X is what percent of Y?
X is what % of Y?
What this calculator does
You enter a part (X) and a whole or reference (Y). The result is how large X is relative to Y, expressed as a percent. Think of it as answering: “If Y were 100%, what share would X be?”
Typical uses: how much of a budget is spent, how far a metric is toward a goal, what fraction of a class got a certain score, or comparing a subgroup to a total. Y must not be zero (you cannot divide by zero).
Formula
(X ÷ Y) × 100
First divide the part by the whole to get a decimal ratio, then multiply by 100 to express it as a percentage. If X > Y, the result is above 100%; if X < Y, it is below 100%.
Worked example
30 is what percent of 125? 30 ÷ 125 = 0.24; 0.24 × 100 = 24%.
Common questions
- Is this the same as percent change?
No. Percent change compares an old value to a new value over time. Here you express one amount as a fraction of another at the same time.
- When would I use “what is X% of Y?” instead?
Use that calculator when you already know the percentage and want the amount. Use this one when you have two amounts and want the percentage.
- What is the formula for X is what percent of Y?
(X ÷ Y) × 100. Divide the part by the whole, then multiply by 100. Y cannot be zero.
- Can the answer be more than 100%?
Yes.
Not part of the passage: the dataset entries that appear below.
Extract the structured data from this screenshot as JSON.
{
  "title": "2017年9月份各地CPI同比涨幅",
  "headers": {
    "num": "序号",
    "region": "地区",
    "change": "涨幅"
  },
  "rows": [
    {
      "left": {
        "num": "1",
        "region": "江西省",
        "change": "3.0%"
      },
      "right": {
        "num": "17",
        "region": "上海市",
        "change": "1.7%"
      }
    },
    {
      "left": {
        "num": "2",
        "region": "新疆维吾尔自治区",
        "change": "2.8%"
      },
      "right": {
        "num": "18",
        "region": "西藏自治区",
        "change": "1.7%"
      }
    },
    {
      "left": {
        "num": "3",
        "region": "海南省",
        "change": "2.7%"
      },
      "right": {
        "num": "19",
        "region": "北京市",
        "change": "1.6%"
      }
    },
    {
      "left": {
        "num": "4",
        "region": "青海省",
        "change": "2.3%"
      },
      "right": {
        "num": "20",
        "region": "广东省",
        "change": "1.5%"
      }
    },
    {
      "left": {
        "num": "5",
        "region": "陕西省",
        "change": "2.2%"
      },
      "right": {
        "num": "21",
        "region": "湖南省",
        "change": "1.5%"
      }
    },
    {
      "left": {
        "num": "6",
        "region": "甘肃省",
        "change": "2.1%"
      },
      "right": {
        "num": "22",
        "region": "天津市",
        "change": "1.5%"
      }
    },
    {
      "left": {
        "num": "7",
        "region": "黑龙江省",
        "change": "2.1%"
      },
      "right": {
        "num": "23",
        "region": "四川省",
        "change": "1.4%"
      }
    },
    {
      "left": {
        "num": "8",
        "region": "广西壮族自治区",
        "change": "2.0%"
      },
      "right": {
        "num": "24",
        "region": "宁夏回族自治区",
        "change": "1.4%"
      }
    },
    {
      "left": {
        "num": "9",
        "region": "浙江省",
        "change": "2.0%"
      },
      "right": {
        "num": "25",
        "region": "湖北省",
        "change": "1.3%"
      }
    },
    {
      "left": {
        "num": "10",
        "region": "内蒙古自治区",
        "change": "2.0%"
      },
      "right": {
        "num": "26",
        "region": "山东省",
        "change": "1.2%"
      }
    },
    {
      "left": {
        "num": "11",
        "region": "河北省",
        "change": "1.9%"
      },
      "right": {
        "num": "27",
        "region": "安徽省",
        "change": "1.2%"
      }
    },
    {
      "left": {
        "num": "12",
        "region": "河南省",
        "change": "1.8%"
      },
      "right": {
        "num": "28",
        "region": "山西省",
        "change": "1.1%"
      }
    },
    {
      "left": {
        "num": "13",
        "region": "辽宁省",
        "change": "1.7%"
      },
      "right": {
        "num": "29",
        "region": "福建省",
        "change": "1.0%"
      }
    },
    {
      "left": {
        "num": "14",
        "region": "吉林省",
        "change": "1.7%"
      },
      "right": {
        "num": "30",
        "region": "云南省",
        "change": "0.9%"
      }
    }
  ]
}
If X > Y, you are comparing a larger part to a smaller reference, so the result exceeds 100%. The chart may switch to comparing raw X and Y when that helps.
- Why can Y not be zero?
Percent of a whole requires a non-zero whole. Dividing by zero is undefined, so the calculator cannot express a ratio to Y when Y is 0.
- 50 is what percent of 200?
25%. 50 ÷ 200 = 0.25; 0.25 × 100 = 25.